[Date Prev][Date Next][Thread Prev][Thread Next][Date Index][Thread Index]
Re: [cobalt-users] Qube2 Crashes without obvious cause
- Subject: Re: [cobalt-users] Qube2 Crashes without obvious cause
- From: Mike Vanecek <nospam99@xxxxxxxxxxxx>
- Date: Fri Dec 8 10:19:01 2000
- Organization: anonymous
- List-id: Mailing list for users to share thoughts on Cobalt products. <cobalt-users.list.cobalt.com>
On Fri, 08 Dec 2000 17:01:21 +1100, Malcolm McLeary <mmcleary@xxxxxxx> wrote:
:>It would be nice if the box had a hardware watchdog to do a hardware reset
:>if/when it crashed.
I guess one could be programmed into the monitor?
:>> Anything in the
:>> /var/cobalt/ monitor logs (since they get updated every 15 minutes - unless
:>> you have changed crontab like I have to do a monitor every 6 hours)? You can
:>> check memory and disk usage there.
:>
:>Hadn't looked there it might be interesting to correlate the "stop" time in
:>/var/log/messages with these logs. It might also be interesting to disable
:>monitoring altogether to see if its a "monitor" which is causing the
:>problem, but wouldn't that cause it to crash every 15 minutes?
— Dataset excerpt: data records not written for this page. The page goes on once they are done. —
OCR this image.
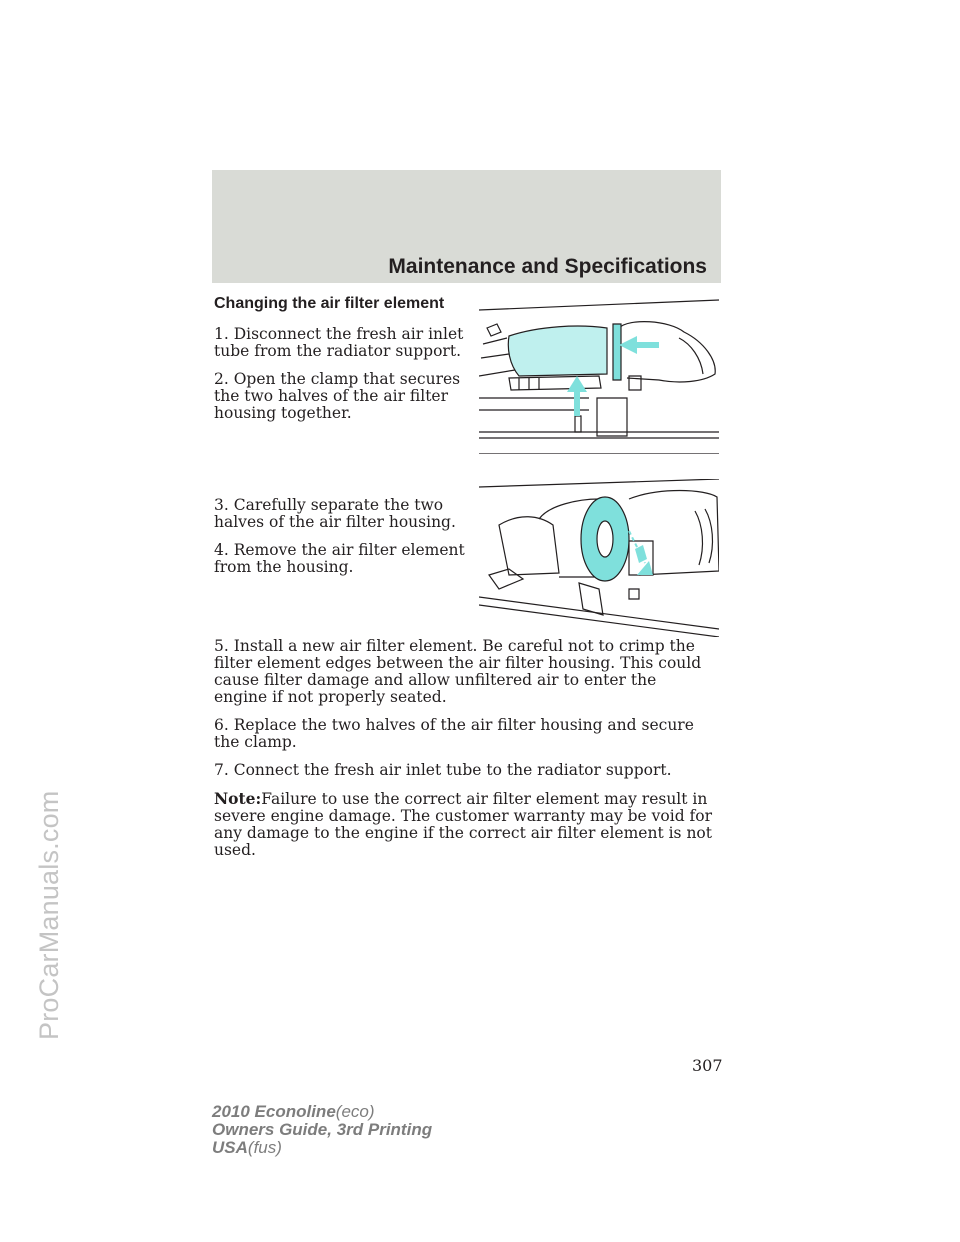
ProCarManuals.com
Maintenance and Specifications
Changing the air filter element

1. Disconnect the fresh air inlet tube from the radiator support.

2. Open the clamp that secures the two halves of the air filter housing together.

3. Carefully separate the two halves of the air filter housing.

4. Remove the air filter element from the housing.

5. Install a new air filter element. Be careful not to crimp the filter element edges between the air filter housing. This could cause filter damage and allow unfiltered air to enter the engine if not properly seated.

6. Replace the two halves of the air filter housing and secure the clamp.

7. Connect the fresh air inlet tube to the radiator support.

Note:Failure to use the correct air filter element may result in severe engine damage. The customer warranty may be void for any damage to the engine if the correct air filter element is not used.

307
2010 Econoline(eco)
Owners Guide, 3rd Printing
USA(fus)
I doubt it is the monitor, but those logs may give you a hint as to what as
failing at the time of the lockup. Uhm, anything being logrotated around that
time?
:>
:>> What changes have been made to the system
:>> or the environment that might suggest a cause?
:>
:>Up until now none ... its as delivered. The user had been complaining about
:>"File System Full" email so messages so I moved /usr/doc to /home/doc to
:>free up a little space on /.
You did put in a ln -s for /usr/doc right?
Those messages should not be sent unless the file space hits 80% or 90%.
:>[root /root]# df -m
:>Filesystem MB-blocks Used Available Capacity Mounted on
:>/dev/hda1 290 211 79 73% /
:>/dev/hda3 193 25 168 13% /var
:>/dev/hda4 18172 577 17595 3% /home
:>[root /root]#
:>
:>It was running at 78%.
Qube2s typically arrive with 78% on the root partition. A couple of other
thoughts. The /var/Cobalt logs did not all rotate correctly (I posted a
message about this several months ago). I believe one of the patches fixed
that. Look at both /var/cobalt and /var/log and make sure the logs have a
matching zipped log (if it has been around log enough to have needed zipping).